We kunnen hier denken aan de gelijkenis van de zaaier, waarin de verscheidenheid van het resultaat van het zaaien onder woorden (beelden) gebracht wordt.
Er is maar één Woord, maar verschil in effect.
Op hetzelfde wijzen ook de Leerregels in Hfst. 3/4, art. 9. Daar wordt b.v. onder meer gezegd dat God door het evangelie roept „en zelfs ook die Hij roept onderscheiden gaven mededeelt; maar in degenen, die geroepen worden, van dewelken sommigen zorgeloos zijnde, het woord des levens niet aannemen; anderen nemen het wel aan maar niet in het binnenste huns harten, en daarom is het, dat zij, na een kortstondige blijdschap van het tijdelijk geloof, wederom terugwijken; anderen verstikken het zaad des woords door de doornen en zorgvuldigheden en wellusten der wereld, en brengen geen vruchten voort..."
De adressering van de prediking had geen blijvende klem en invloed.
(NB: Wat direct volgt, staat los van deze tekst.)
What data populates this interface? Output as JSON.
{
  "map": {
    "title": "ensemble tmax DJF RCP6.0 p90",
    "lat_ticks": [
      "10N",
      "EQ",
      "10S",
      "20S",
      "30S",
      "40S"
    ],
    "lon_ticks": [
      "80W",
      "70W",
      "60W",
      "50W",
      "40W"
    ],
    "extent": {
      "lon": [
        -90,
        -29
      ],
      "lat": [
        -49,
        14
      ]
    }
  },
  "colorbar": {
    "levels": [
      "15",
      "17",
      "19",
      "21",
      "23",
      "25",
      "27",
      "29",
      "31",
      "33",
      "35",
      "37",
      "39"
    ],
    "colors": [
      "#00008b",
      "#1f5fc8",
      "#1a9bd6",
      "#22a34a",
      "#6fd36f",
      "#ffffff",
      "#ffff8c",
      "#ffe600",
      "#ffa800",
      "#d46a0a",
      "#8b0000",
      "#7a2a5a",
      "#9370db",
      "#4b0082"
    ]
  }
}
Het ban veel doen in het leven van een mens, dat toch geen eeuwige vrucht draagt.
De prediking krijgt daar zijn volle invloed, waar onder hetzelfde Woord Gods het hart geraakt wordt en blijvend. Hier krijgt het Woord dat het zwaard des Geestes is zijn volle kracht, maar hier begint ook het geestelijk verstaan van het Woord Gods. Het Woord heeft ten volle zijn adres bereikt. Er komt antwoord vol van de verscheidenheid waaraan het leven dat God schenkt rijk is.
Dit werkt God zelf en wij vinden er onze vreugde in.
Omdat de overmacht van de waarheid Gods, mede door de prediking, beslag legt op onze harten.

Kremer

Dit artikel werd u aangeboden door: De Wekker

Deze tekst is geautomatiseerd gemaakt en kan nog fouten bevatten. Digibron werkt voortdurend aan correctie. Klik voor het origineel door naar de pdf. Voor opmerkingen, vragen, informatie: contact.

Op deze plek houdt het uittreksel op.